What is predictor_dl_model?

predictor_dl_model is a suite of offline processes to forecast traffic inventory. The suite contains the following modules. More information is included in the module’s directory.

  1. datagen: This module generates factdata table which contains traffic data.
  2. trainer: This module builds and trains a deep learning model based on the factdata table.
  3. pipeline: This module processes factdata table into training-ready data which is used to train the neural network. a. Main-ts only modifies the structure the raw data, does not remove any data. b. Pre-cluster denoises(new)/removes individual uckeys and prepare them for clustering c. Cluster creates clusters and denoises/removes clusters d. Distribution records the relationship between virtual-uckey and uckey e. Norm normalizes attributes f.
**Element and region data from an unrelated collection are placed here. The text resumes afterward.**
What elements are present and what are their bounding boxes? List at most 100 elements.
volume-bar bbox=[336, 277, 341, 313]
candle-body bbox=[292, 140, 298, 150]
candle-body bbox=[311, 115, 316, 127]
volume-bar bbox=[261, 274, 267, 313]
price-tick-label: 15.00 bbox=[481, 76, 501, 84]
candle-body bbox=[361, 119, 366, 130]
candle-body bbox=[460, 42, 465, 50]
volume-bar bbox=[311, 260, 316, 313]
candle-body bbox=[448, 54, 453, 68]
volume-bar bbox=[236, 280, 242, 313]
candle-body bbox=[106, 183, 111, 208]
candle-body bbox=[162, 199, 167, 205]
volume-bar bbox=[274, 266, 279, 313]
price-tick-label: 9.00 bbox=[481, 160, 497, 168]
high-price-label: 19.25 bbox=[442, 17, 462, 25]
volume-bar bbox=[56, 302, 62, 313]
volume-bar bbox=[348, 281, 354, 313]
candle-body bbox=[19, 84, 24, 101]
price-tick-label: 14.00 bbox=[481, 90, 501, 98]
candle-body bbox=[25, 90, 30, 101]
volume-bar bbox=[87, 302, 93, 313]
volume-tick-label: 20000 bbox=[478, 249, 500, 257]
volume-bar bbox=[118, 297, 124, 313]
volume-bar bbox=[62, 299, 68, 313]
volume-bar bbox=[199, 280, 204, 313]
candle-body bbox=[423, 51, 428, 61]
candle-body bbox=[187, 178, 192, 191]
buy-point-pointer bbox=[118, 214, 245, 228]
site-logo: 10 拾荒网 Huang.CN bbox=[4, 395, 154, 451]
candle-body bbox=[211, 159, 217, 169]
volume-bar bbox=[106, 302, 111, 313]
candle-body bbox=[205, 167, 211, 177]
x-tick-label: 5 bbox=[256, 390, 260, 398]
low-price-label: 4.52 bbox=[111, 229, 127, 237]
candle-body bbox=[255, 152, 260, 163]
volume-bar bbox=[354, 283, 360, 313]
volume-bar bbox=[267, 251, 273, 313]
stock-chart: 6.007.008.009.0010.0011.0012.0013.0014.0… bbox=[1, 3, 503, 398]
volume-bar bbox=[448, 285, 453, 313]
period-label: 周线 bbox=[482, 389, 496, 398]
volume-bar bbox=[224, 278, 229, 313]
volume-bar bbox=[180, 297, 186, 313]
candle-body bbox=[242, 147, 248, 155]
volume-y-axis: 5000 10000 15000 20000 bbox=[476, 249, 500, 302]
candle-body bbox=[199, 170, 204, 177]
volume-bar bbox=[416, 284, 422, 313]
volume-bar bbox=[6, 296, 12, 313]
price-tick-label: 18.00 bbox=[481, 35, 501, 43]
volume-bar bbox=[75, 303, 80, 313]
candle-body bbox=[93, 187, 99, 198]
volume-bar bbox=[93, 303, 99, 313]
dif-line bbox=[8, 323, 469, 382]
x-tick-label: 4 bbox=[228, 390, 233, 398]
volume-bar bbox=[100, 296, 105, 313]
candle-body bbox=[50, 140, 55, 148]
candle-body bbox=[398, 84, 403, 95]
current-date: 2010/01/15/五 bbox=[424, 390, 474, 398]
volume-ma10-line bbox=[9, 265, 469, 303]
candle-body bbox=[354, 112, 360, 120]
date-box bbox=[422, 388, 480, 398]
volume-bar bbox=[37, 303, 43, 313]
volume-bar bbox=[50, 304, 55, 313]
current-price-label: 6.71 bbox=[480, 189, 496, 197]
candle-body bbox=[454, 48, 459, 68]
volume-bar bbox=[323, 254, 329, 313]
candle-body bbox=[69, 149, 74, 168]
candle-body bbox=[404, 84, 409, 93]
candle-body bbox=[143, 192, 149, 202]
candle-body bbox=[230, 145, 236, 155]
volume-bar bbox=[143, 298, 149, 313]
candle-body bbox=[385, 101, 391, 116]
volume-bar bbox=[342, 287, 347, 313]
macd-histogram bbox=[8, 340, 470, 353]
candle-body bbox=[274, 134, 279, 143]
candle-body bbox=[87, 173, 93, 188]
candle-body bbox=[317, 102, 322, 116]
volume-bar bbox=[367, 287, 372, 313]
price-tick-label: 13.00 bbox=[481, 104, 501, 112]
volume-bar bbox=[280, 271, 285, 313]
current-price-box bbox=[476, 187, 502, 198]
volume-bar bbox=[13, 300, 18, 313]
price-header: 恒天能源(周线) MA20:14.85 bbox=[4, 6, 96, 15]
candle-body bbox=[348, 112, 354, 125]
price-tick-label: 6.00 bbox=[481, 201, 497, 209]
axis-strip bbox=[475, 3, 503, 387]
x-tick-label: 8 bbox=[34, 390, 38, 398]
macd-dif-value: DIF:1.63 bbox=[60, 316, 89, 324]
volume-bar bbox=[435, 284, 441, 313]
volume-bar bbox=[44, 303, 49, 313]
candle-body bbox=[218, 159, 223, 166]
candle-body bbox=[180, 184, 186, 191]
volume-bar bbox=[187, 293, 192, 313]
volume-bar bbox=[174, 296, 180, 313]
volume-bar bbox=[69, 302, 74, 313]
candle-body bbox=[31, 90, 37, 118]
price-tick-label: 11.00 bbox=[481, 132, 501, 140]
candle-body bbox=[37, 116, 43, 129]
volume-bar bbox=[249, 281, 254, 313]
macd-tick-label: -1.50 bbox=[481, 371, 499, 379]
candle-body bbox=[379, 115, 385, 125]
Tfrecords, save data into tfrecords format


Cluster: Spark 2.3/HDFS 2.7/YARN 2.3/MapReduce 2.7/Hive 1.2 Driver: Python 3.6, Spark Client 2.3, HDFS Client, tensorflow-gpu 1.10

To install dependencies run: pip install -r requirements.txt

Install and Run

  1. Download the blue-martin/models project
  2. Transfer the predictor_dl_model directory to ~/code/predictor_dl_model/ on a GPU machine which also has Spark Client.
  3. cd predictor_dl_model
  4. pip install -r requirements.txt to install required packages. These packages are install on top of python using pip.
  5. python setup install (to install predictor_dl_model package)
  6. (optional) python set_up.py bdist_egg (to create .egg file to provide to spark-submit)
  7. Follow the steps in ~/code/predictor_dl_model/datagen/README.md to generate data
  8. Go to directory ~/code/predictor_dl_model/predictor_dl_model
  9. Run run.sh or each script individually


Documentation is provided through comments in config.yml and README files


saved_model_cli show --dir <model_dir>/ --all